We have a special version of VCFtools that supports haploid data (https://github.com/jydu/vcftools). Everything remains the same as the original version of VCFtools, with added support for haploid datasets that becomes important for some of the summary statistics. Have a look at the VCFtools manual to see the range of possible functions within this software (https://vcftools.sourceforge.net/man_latest.html).

In VCFtools, it is important to remember to use the –recode option if you would like to output a new VCF that is filtered or contains a subset of positions or individuals. –out only sets the name of the output file. Use concise names so that it is easy for you to see what’s in the output.

Let us start by having a look at the sequencing depth of various aspects of the VCF. From the manual, figure out what each function means. Use less to see what’s in each of these output files.

vcftools-haploid --vcf --depth 
vcftools-haploid --vcf --site-depth 
vcftools-haploid --vcf  --site-mean-depth

Next, we want to see what the quality per site is

vcftools-haploid --vcf --site-quality

I prefer analysing these outputs in R. For that, download the output files to your computer through FileZilla and import them into R. From there, decide on upper and lower boundaries to filter the variants on your scaffold.

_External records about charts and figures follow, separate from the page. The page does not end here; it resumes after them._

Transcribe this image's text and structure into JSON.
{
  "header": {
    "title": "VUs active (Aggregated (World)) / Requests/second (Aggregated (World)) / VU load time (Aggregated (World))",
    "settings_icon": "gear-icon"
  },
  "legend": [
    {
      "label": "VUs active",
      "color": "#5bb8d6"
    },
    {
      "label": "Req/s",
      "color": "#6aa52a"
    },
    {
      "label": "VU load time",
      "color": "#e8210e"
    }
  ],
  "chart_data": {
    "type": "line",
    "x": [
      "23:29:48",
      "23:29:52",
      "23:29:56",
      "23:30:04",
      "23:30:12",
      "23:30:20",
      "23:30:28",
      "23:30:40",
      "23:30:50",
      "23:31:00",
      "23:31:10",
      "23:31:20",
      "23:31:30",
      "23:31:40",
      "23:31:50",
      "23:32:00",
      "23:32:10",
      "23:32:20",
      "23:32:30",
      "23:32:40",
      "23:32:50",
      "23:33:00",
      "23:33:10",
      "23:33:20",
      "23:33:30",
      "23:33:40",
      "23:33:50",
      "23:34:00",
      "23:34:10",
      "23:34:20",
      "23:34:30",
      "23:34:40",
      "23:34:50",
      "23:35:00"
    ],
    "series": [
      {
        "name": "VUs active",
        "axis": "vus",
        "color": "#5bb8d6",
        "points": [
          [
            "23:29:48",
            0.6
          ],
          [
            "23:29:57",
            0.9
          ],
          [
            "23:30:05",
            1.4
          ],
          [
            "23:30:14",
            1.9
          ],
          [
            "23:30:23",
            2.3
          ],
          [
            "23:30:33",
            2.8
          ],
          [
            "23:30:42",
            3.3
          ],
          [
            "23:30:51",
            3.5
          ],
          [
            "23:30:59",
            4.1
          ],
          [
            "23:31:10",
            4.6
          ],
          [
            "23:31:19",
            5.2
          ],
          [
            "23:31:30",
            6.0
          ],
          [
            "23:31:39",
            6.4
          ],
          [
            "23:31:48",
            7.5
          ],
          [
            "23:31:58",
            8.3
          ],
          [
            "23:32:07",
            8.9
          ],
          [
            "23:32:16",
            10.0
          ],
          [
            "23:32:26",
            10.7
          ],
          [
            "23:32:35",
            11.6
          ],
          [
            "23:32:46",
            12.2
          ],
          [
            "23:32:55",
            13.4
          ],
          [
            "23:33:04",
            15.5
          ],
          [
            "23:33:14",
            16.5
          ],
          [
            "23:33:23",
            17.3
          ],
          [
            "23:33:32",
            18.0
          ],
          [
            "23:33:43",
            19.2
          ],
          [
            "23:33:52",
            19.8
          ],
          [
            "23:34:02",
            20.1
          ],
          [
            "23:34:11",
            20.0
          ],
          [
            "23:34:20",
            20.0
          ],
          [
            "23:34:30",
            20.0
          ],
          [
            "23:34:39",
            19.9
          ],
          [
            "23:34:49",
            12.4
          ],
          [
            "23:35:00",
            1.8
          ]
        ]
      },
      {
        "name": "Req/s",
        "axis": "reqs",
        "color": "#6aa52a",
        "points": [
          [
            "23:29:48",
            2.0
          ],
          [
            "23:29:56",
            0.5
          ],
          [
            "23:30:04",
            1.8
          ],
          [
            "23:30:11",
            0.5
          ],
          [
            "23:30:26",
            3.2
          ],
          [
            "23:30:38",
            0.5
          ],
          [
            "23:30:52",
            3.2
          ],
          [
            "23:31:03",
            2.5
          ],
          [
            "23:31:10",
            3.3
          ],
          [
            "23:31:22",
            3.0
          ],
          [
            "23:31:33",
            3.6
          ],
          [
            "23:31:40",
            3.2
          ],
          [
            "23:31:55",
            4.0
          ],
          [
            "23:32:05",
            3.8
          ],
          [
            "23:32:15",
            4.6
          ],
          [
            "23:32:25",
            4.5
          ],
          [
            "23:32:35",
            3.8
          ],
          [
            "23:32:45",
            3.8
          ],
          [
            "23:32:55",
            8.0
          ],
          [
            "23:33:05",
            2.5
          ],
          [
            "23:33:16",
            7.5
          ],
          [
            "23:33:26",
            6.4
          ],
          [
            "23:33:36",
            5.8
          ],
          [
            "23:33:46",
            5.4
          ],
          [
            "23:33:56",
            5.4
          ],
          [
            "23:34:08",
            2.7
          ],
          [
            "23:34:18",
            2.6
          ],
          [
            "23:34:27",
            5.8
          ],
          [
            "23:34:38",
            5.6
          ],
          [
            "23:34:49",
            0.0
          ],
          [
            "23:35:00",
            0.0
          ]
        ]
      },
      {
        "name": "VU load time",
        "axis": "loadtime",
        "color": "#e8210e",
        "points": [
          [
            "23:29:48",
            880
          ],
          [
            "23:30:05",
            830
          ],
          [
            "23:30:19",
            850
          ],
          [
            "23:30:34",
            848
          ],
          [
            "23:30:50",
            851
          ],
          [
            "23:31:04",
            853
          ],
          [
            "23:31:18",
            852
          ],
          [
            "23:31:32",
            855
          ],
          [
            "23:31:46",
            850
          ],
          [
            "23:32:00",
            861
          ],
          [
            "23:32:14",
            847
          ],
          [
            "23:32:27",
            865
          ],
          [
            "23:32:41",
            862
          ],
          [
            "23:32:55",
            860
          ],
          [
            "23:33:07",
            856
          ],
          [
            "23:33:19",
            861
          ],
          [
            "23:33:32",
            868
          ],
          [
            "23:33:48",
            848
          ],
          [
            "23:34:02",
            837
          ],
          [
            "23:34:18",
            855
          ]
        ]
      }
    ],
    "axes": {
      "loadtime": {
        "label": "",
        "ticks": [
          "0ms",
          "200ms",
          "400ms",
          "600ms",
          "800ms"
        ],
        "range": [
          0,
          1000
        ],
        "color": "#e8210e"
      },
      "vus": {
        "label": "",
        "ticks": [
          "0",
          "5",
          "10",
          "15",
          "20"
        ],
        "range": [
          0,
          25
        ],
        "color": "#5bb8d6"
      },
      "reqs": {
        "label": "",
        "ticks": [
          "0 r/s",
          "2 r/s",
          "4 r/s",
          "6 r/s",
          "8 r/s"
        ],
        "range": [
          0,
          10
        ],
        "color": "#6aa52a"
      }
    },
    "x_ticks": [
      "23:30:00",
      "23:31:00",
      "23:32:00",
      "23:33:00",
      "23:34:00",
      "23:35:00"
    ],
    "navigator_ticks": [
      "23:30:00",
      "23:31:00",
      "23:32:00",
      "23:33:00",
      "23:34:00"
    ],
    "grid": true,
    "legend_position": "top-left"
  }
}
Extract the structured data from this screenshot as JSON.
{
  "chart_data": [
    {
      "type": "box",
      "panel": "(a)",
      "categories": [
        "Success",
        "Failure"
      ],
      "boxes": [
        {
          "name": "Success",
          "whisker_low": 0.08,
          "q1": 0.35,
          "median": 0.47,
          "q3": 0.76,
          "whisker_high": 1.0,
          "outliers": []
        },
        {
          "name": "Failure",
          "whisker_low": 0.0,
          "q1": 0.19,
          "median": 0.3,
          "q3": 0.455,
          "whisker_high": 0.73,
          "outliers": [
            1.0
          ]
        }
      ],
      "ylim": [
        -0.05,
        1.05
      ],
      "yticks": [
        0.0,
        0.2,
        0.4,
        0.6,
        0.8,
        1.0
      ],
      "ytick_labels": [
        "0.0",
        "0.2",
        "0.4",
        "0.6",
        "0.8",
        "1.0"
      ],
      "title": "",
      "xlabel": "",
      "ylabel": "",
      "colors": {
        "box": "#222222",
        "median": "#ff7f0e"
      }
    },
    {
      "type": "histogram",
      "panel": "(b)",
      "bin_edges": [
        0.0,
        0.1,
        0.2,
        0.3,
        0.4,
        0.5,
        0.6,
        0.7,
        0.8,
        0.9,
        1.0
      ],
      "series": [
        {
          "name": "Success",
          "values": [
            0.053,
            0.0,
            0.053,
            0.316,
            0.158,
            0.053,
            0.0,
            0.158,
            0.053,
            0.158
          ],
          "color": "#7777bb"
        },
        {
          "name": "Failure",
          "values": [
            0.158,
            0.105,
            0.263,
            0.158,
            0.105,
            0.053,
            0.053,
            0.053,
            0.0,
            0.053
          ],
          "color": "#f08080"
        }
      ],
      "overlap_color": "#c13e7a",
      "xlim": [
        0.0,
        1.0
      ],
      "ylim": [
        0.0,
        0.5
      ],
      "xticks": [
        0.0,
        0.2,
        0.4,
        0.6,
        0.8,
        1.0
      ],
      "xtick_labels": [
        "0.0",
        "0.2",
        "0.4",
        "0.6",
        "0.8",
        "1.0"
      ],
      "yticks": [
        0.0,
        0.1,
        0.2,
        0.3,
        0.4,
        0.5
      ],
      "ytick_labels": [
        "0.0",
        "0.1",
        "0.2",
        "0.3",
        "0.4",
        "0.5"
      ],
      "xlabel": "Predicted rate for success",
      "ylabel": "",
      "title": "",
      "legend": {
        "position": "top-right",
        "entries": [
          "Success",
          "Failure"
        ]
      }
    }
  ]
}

Keep only the scaffold your group is working on in your folder

vcftools-haploid --vcf --chr --recode

For downstream analyses, we need to remove all indels from the VCF

vcftools-haploid --vcf --remove-indels --recode

For most analyses, we only consider bi-allelic sites

vcftools-haploid --vcf --min-alleles 2 --max-alleles 2 --recode

Look at allele frequency

vcftools-haploid --vcf --freq 

Tajima’s D in bins

vcftools-haploid --vcf --TajimaD 

Pi per site

vcftools-haploid --vcf --site-pi

Pi per window

vcftools-haploid --vcf --window-pi

Fst. Here, create a file of individuals from 6 populations (2 SWF, 2 NEF, Sweden, Poland) that you will use as pop1 and pop2 to do a pairwise Fst analysis to determine what the fixation index is.

vcftools-haploid --vcf --weir-fst-pop pop1 --weir-fst-pop pop2 -fst-window-size

PCA that will also be plotted in R. For the PCA, you will plot the eigenvalues to illustrate what each component explains in your data, as well as PC1 and PC2, Pc2 and PC3, and PC3 and PC4.

plink --vcf --pca

If there is a region that is under selection within your data, have a look at the gff3 file to see the genes that are present within the region.

With these kinds of analyses, you are very well on the way to finding regions that are under selection by combining Tajima’s D and Fst. You can show which regions have higher SNP density.